Did the visual artist refract any element of the poem that made you see the poem differently?
Poet Jeremy Paden: Yes. The use of the Roman columns to frame the piece. While Rome is and was the background, and even the sturdy walls of the Colosseum come in to play with the vomitorium, I had not thought of that solid, stability of the columns. And also the use of red principally on the right side gives it an off-balance that I like… though you see some hints flicker against the left column, as if saying, this structure is about to come tumbling. 

What surprised or struck you once you saw the finished broadside?
Artist Sarah Van Sanden: It’s important to me to consider the interplay of image and text in a broadside as I create the visual response, so it usually ends up very much as I had intended.
Poet Jeremy Paden: The red globe–whether sun or moon. It’s a lovely touch. It’s both reminiscent of a kind of imperial image—and, not just in its Empire of the Rising Sun/Eastern context; Rome too used the sun, sol invictus, as an imperial image. And, it is also a herald of the end. The blood red moon is an apocalyptic omen.

Have you ever written work that has been inspired by visual art? What was that experience like for you? Why were you inspired to do so?
Poet Jeremy Paden: Yes. I have often worked with ekphrasis—the art of verbally painting, making sculpture, or creating other visual forms. The first long series of poems I ever wrote, which has yet to be published, was on Albrecht Dürer’s self-portraits. More recently, I have a series of poems that take a 16th century Mappa Mundi as their inspiration. Art calls to art; poems to music and also to image and dance. The creative in us is moved by the creation of others and we respond in and through our mode of expression.

How does literature fit into your creative life as a visual artist?
Artist Sarah Van Sanden: Much of my creative life as a landscape designer involves making ordered beauty out of existing challenges, so I spend a lot of my reading time studying to improve knowledge of plants and materials. In contrast, making art for Broadsided gives me a refreshing opportunity to translate concept into visual form with fewer practical constraints and less concern for beauty. I love beauty, but ugly can be pretty interesting, too.

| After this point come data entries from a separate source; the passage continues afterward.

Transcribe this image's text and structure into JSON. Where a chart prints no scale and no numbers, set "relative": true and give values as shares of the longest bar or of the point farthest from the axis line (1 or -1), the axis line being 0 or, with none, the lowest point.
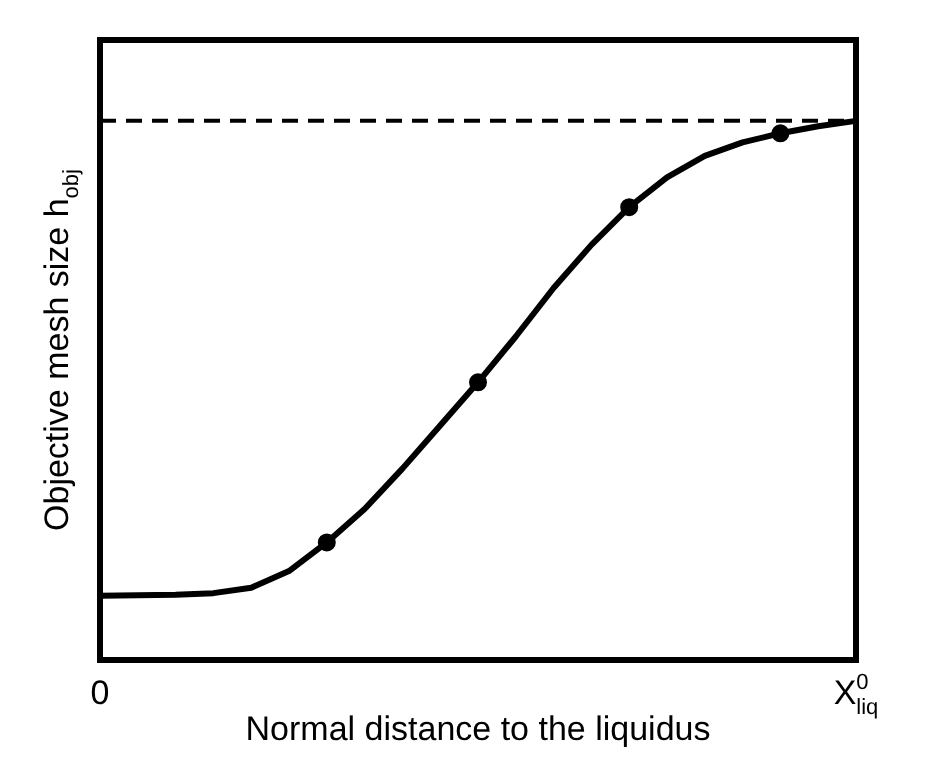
{
  "chart_data": {
    "type": "line",
    "xlabel": "Normal distance to the liquidus",
    "ylabel": "Objective mesh size h$_{obj}$",
    "relative": true,
    "categories": [
      "0",
      null,
      null,
      null,
      null,
      null,
      null,
      null,
      null,
      null,
      null,
      null,
      null,
      null,
      null,
      null,
      null,
      null,
      null,
      null,
      "X$^{0}$$_{liq}$"
    ],
    "series": [
      {
        "color": "#000000",
        "marker": "none",
        "values": [
          0.119,
          0.12,
          0.121,
          0.124,
          0.134,
          0.165,
          0.218,
          0.28,
          0.355,
          0.435,
          0.515,
          0.6,
          0.69,
          0.77,
          0.84,
          0.895,
          0.935,
          0.96,
          0.977,
          0.99,
          1
        ]
      },
      {
        "type": "scatter",
        "color": "#000000",
        "marker": "circle",
        "values": [
          null,
          null,
          null,
          null,
          null,
          null,
          0.218,
          null,
          null,
          null,
          0.515,
          null,
          null,
          null,
          0.84,
          null,
          null,
          null,
          0.977,
          null,
          null
        ]
      }
    ],
    "ref_lines": [
      {
        "axis": "y",
        "value": 1,
        "color": "#000000",
        "line_style": "dashed"
      }
    ],
    "grid": false,
    "legend": false
  }
}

Describe the collaboration in one word.
Poet Jeremy Paden: Quickening (I’m not fully sold on this word).

If this broadside were a piece of music, what would it be?
Poet Jeremy Paden: Beirut meets The Band and Dylan in some Big Pink house for a Basement session. 
Artist Sarah Van Sanden: Definitely something with a lot of guitar feedback and and a long, jammy ending.

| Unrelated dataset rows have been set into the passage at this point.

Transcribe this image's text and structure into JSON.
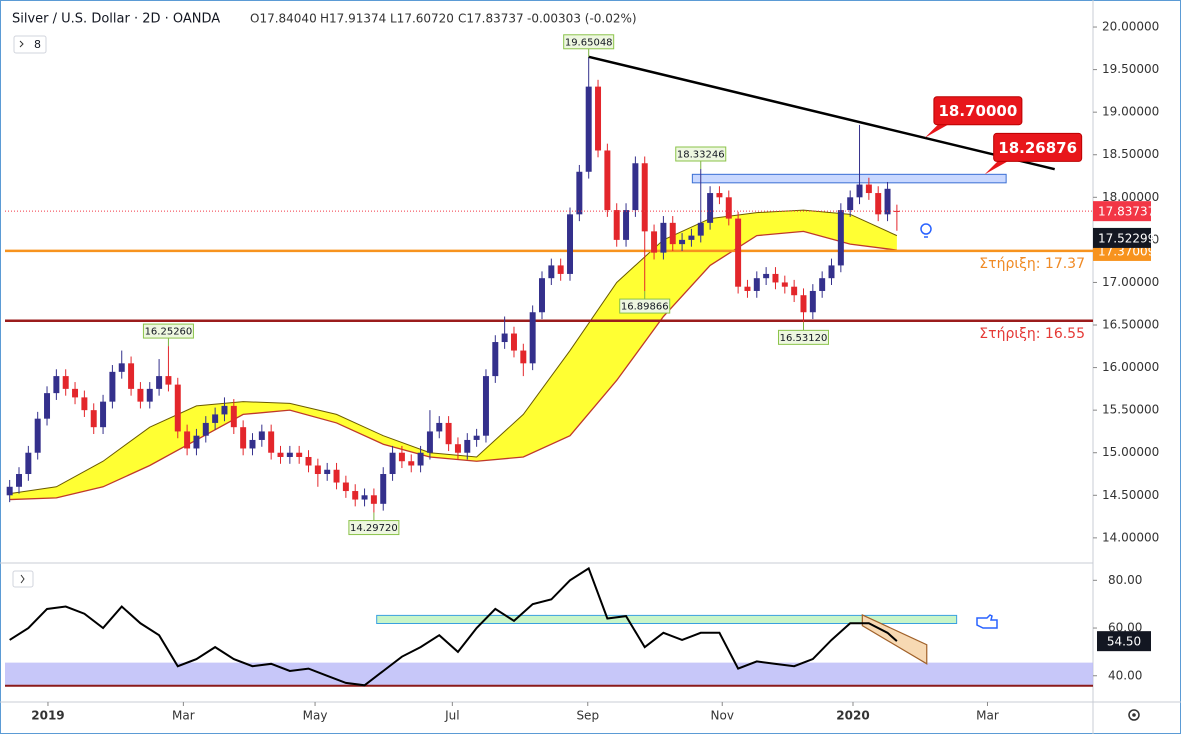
{
  "header": {
    "symbol": "Silver / U.S. Dollar · 2D · OANDA",
    "open": "O17.84040",
    "high": "H17.91374",
    "low": "L17.60720",
    "close": "C17.83737",
    "change": "-0.00303 (-0.02%)",
    "collapsed_count": "8"
  },
  "chart_data": {
    "type": "candlestick",
    "up_color": "#34308c",
    "down_color": "#e3262b",
    "candles": [
      [
        14.5,
        14.68,
        14.42,
        14.6
      ],
      [
        14.6,
        14.83,
        14.52,
        14.75
      ],
      [
        14.75,
        15.08,
        14.67,
        15.0
      ],
      [
        15.0,
        15.48,
        14.92,
        15.4
      ],
      [
        15.4,
        15.78,
        15.32,
        15.7
      ],
      [
        15.7,
        15.98,
        15.62,
        15.9
      ],
      [
        15.9,
        15.98,
        15.67,
        15.75
      ],
      [
        15.75,
        15.83,
        15.57,
        15.65
      ],
      [
        15.65,
        15.73,
        15.42,
        15.5
      ],
      [
        15.5,
        15.58,
        15.22,
        15.3
      ],
      [
        15.3,
        15.68,
        15.22,
        15.6
      ],
      [
        15.6,
        16.03,
        15.52,
        15.95
      ],
      [
        15.95,
        16.2,
        15.87,
        16.05
      ],
      [
        16.05,
        16.13,
        15.67,
        15.75
      ],
      [
        15.75,
        15.83,
        15.52,
        15.6
      ],
      [
        15.6,
        15.83,
        15.52,
        15.75
      ],
      [
        15.75,
        16.1,
        15.67,
        15.9
      ],
      [
        15.9,
        16.2526,
        15.72,
        15.8
      ],
      [
        15.8,
        15.88,
        15.17,
        15.25
      ],
      [
        15.25,
        15.33,
        14.97,
        15.05
      ],
      [
        15.05,
        15.28,
        14.97,
        15.2
      ],
      [
        15.2,
        15.43,
        15.12,
        15.35
      ],
      [
        15.35,
        15.53,
        15.27,
        15.45
      ],
      [
        15.45,
        15.65,
        15.37,
        15.55
      ],
      [
        15.55,
        15.63,
        15.22,
        15.3
      ],
      [
        15.3,
        15.38,
        14.97,
        15.05
      ],
      [
        15.05,
        15.23,
        14.97,
        15.15
      ],
      [
        15.15,
        15.33,
        15.07,
        15.25
      ],
      [
        15.25,
        15.33,
        14.92,
        15.0
      ],
      [
        15.0,
        15.08,
        14.87,
        14.95
      ],
      [
        14.95,
        15.08,
        14.87,
        15.0
      ],
      [
        15.0,
        15.08,
        14.87,
        14.95
      ],
      [
        14.95,
        15.03,
        14.77,
        14.85
      ],
      [
        14.85,
        14.93,
        14.6,
        14.75
      ],
      [
        14.75,
        14.88,
        14.67,
        14.8
      ],
      [
        14.8,
        14.88,
        14.57,
        14.65
      ],
      [
        14.65,
        14.73,
        14.47,
        14.55
      ],
      [
        14.55,
        14.63,
        14.37,
        14.45
      ],
      [
        14.45,
        14.58,
        14.37,
        14.5
      ],
      [
        14.5,
        14.58,
        14.2972,
        14.4
      ],
      [
        14.4,
        14.83,
        14.32,
        14.75
      ],
      [
        14.75,
        15.08,
        14.67,
        15.0
      ],
      [
        15.0,
        15.08,
        14.82,
        14.9
      ],
      [
        14.9,
        14.98,
        14.77,
        14.85
      ],
      [
        14.85,
        15.08,
        14.77,
        15.0
      ],
      [
        15.0,
        15.5,
        14.92,
        15.25
      ],
      [
        15.25,
        15.43,
        15.17,
        15.35
      ],
      [
        15.35,
        15.43,
        15.02,
        15.1
      ],
      [
        15.1,
        15.18,
        14.92,
        15.0
      ],
      [
        15.0,
        15.23,
        14.92,
        15.15
      ],
      [
        15.15,
        15.28,
        15.07,
        15.2
      ],
      [
        15.2,
        15.98,
        15.12,
        15.9
      ],
      [
        15.9,
        16.38,
        15.82,
        16.3
      ],
      [
        16.3,
        16.6,
        16.22,
        16.4
      ],
      [
        16.4,
        16.48,
        16.12,
        16.2
      ],
      [
        16.2,
        16.28,
        15.9,
        16.05
      ],
      [
        16.05,
        16.73,
        15.97,
        16.65
      ],
      [
        16.65,
        17.13,
        16.57,
        17.05
      ],
      [
        17.05,
        17.28,
        16.97,
        17.2
      ],
      [
        17.2,
        17.28,
        17.02,
        17.1
      ],
      [
        17.1,
        17.88,
        17.02,
        17.8
      ],
      [
        17.8,
        18.38,
        17.72,
        18.3
      ],
      [
        18.3,
        19.65048,
        18.22,
        19.3
      ],
      [
        19.3,
        19.38,
        18.47,
        18.55
      ],
      [
        18.55,
        18.63,
        17.77,
        17.85
      ],
      [
        17.85,
        17.93,
        17.42,
        17.5
      ],
      [
        17.5,
        17.93,
        17.42,
        17.85
      ],
      [
        17.85,
        18.48,
        17.77,
        18.4
      ],
      [
        18.4,
        18.48,
        16.89866,
        17.6
      ],
      [
        17.6,
        17.68,
        17.27,
        17.35
      ],
      [
        17.35,
        17.78,
        17.27,
        17.7
      ],
      [
        17.7,
        17.78,
        17.37,
        17.45
      ],
      [
        17.45,
        17.58,
        17.37,
        17.5
      ],
      [
        17.5,
        17.63,
        17.42,
        17.55
      ],
      [
        17.55,
        18.33246,
        17.47,
        17.7
      ],
      [
        17.7,
        18.13,
        17.62,
        18.05
      ],
      [
        18.05,
        18.13,
        17.92,
        18.0
      ],
      [
        18.0,
        18.08,
        17.67,
        17.75
      ],
      [
        17.75,
        17.83,
        16.87,
        16.95
      ],
      [
        16.95,
        17.03,
        16.82,
        16.9
      ],
      [
        16.9,
        17.13,
        16.82,
        17.05
      ],
      [
        17.05,
        17.18,
        16.97,
        17.1
      ],
      [
        17.1,
        17.18,
        16.92,
        17.0
      ],
      [
        17.0,
        17.08,
        16.87,
        16.95
      ],
      [
        16.95,
        17.03,
        16.77,
        16.85
      ],
      [
        16.85,
        16.93,
        16.5312,
        16.65
      ],
      [
        16.65,
        16.98,
        16.57,
        16.9
      ],
      [
        16.9,
        17.13,
        16.82,
        17.05
      ],
      [
        17.05,
        17.28,
        16.97,
        17.2
      ],
      [
        17.2,
        17.93,
        17.12,
        17.85
      ],
      [
        17.85,
        18.08,
        17.77,
        18.0
      ],
      [
        18.0,
        18.85,
        17.92,
        18.15
      ],
      [
        18.15,
        18.23,
        17.97,
        18.05
      ],
      [
        18.05,
        18.13,
        17.72,
        17.8
      ],
      [
        17.8,
        18.18,
        17.72,
        18.1
      ],
      [
        17.8404,
        17.91374,
        17.6072,
        17.83737
      ]
    ],
    "xlim": [
      -0.5,
      116
    ],
    "xticks": [
      {
        "value": 4.1,
        "label": "2019"
      },
      {
        "value": 18.6,
        "label": "Mar"
      },
      {
        "value": 32.7,
        "label": "May"
      },
      {
        "value": 47.4,
        "label": "Jul"
      },
      {
        "value": 61.9,
        "label": "Sep"
      },
      {
        "value": 76.3,
        "label": "Nov"
      },
      {
        "value": 90.3,
        "label": "2020"
      },
      {
        "value": 104.7,
        "label": "Mar"
      }
    ],
    "ylim": [
      13.74,
      20.2
    ],
    "yticks": [
      {
        "value": 14,
        "label": "14.00000"
      },
      {
        "value": 14.5,
        "label": "14.50000"
      },
      {
        "value": 15,
        "label": "15.00000"
      },
      {
        "value": 15.5,
        "label": "15.50000"
      },
      {
        "value": 16,
        "label": "16.00000"
      },
      {
        "value": 16.5,
        "label": "16.50000"
      },
      {
        "value": 17,
        "label": "17.00000"
      },
      {
        "value": 17.5,
        "label": "17.50000"
      },
      {
        "value": 18,
        "label": "18.00000"
      },
      {
        "value": 18.5,
        "label": "18.50000"
      },
      {
        "value": 19,
        "label": "19.00000"
      },
      {
        "value": 19.5,
        "label": "19.50000"
      },
      {
        "value": 20,
        "label": "20.00000"
      }
    ],
    "band": {
      "color": "#ffff33",
      "upper_color": "#6b5a00",
      "lower_color": "#c0392b",
      "x": [
        0,
        5,
        10,
        15,
        20,
        25,
        30,
        35,
        40,
        45,
        50,
        55,
        60,
        65,
        70,
        75,
        80,
        85,
        90,
        95
      ],
      "upper": [
        14.52,
        14.6,
        14.9,
        15.3,
        15.55,
        15.6,
        15.58,
        15.45,
        15.2,
        15.0,
        14.95,
        15.45,
        16.2,
        17.0,
        17.5,
        17.75,
        17.82,
        17.85,
        17.8,
        17.55
      ],
      "lower": [
        14.45,
        14.47,
        14.6,
        14.85,
        15.15,
        15.45,
        15.5,
        15.35,
        15.1,
        14.95,
        14.9,
        14.95,
        15.2,
        15.85,
        16.6,
        17.2,
        17.55,
        17.6,
        17.45,
        17.38
      ]
    },
    "last_color": "#f23645",
    "price_tags": [
      {
        "value": 17.52299,
        "color": "#131722"
      }
    ],
    "hlines": [
      {
        "value": 17.37009,
        "label": "Στήριξη: 17.37",
        "color": "#f7931e",
        "text_color": "#f08a24",
        "tag": true
      },
      {
        "value": 16.55,
        "label": "Στήριξη: 16.55",
        "color": "#9b1c1c",
        "text_color": "#e53935",
        "tag": false
      }
    ],
    "trendline": {
      "x": [
        62,
        111.9
      ],
      "values": [
        19.65048,
        18.33
      ],
      "color": "#000000"
    },
    "zone_box": {
      "x": [
        73.1,
        106.7
      ],
      "y": [
        18.17,
        18.27
      ],
      "color": "#c9d8ff"
    },
    "pivots": [
      {
        "x": 62,
        "value": 19.65048,
        "label": "19.65048",
        "position": "above"
      },
      {
        "x": 74,
        "value": 18.33246,
        "label": "18.33246",
        "position": "above"
      },
      {
        "x": 68,
        "value": 16.89866,
        "label": "16.89866",
        "position": "below"
      },
      {
        "x": 85,
        "value": 16.5312,
        "label": "16.53120",
        "position": "below"
      },
      {
        "x": 17,
        "value": 16.2526,
        "label": "16.25260",
        "position": "above"
      },
      {
        "x": 39,
        "value": 14.2972,
        "label": "14.29720",
        "position": "below"
      }
    ],
    "callouts": [
      {
        "x": 98,
        "value": 18.7,
        "label": "18.70000"
      },
      {
        "x": 104.4,
        "value": 18.26876,
        "label": "18.26876"
      }
    ],
    "oscillator": {
      "color": "#000000",
      "x": [
        0,
        2,
        4,
        6,
        8,
        10,
        12,
        14,
        16,
        18,
        20,
        22,
        24,
        26,
        28,
        30,
        32,
        34,
        36,
        38,
        40,
        42,
        44,
        46,
        48,
        50,
        52,
        54,
        56,
        58,
        60,
        62,
        64,
        66,
        68,
        70,
        72,
        74,
        76,
        78,
        80,
        82,
        84,
        86,
        88,
        90,
        92,
        94,
        95
      ],
      "values": [
        55,
        60,
        68,
        69,
        66,
        60,
        69,
        62,
        57,
        44,
        47,
        52,
        47,
        44,
        45,
        42,
        43,
        40,
        37,
        36,
        42,
        48,
        52,
        57,
        50,
        60,
        68,
        63,
        70,
        72,
        80,
        85,
        64,
        65,
        52,
        58,
        55,
        58,
        58,
        43,
        46,
        45,
        44,
        47,
        55,
        62,
        62,
        58,
        54.5
      ],
      "ylim": [
        29,
        86
      ],
      "yticks": [
        {
          "value": 40,
          "label": "40.00"
        },
        {
          "value": 60,
          "label": "60.00"
        },
        {
          "value": 80,
          "label": "80.00"
        }
      ],
      "last": {
        "value": 54.5,
        "label": "54.50"
      },
      "zone": [
        35.8,
        45.5
      ],
      "zone_color": "#b9b9f7",
      "floor_color": "#8b1a1a",
      "green_box": {
        "x": [
          39.3,
          101.4
        ],
        "y": [
          61.9,
          65.3
        ]
      },
      "channel": {
        "x": [
          91.3,
          98.2
        ],
        "upper": [
          65.5,
          53
        ],
        "lower": [
          61,
          45
        ]
      }
    }
  }
}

Read any good books lately?
Poet Jeremy Paden: Federico Díaz-Granados’ Adiós a Lenin, a collection of poems by a Colombian poet. He has an encyclopedic knowledge of Spanish language poetry and American rock-n-roll. Jahira Lumpari’s In Other Words—I read it last year, but it’s still with me. It’s a great memoir on the self as it relates to language and tries to do things with words. It’s in Italian and English. John Berger’s Ways of Seeing—it’s been on my to-read list for a long, long time and I’ve finally cracked it open.

Seen any good art lately?
Poet Jeremy Paden: Marcos Cárdenas: I was recently wandering through the streets of Barcelona and stumbled upon a gallery that had some recent paintings by Cárdenas—he’s a photorealist and not only does he have a great eye for perspective, he plays with layering. His street scenes are often of store fronts and café windows. Bystanders are beside doors that open up to interiors or reflected in windows that show a life taking place inside. Loyiso Mkize: I also recently came across the art of Loyiso Mkize. His “Reflections of Inner Truth” are a wonderful blend of gorgeously detailed faces that open up, explode into visions of complex dreams and desires. Alexandra Domínguez: Along with gorgeous surrealist oils, Domínguez is a print-maker who then paints over her prints, turning print series into one-offs and creating visual palimpsests.
Artist Sarah Van Sanden: 
I just saw a show surveying Kerry James Marshall’s work and was blown away by the the way he brings together highly conceptual work and gorgeously tactile images that range from tragic to hilarious and sometimes both at once. His constant play between heaviness and lightness, space and flatness, seriousness and whimsy, keeps me looking and looking and looking.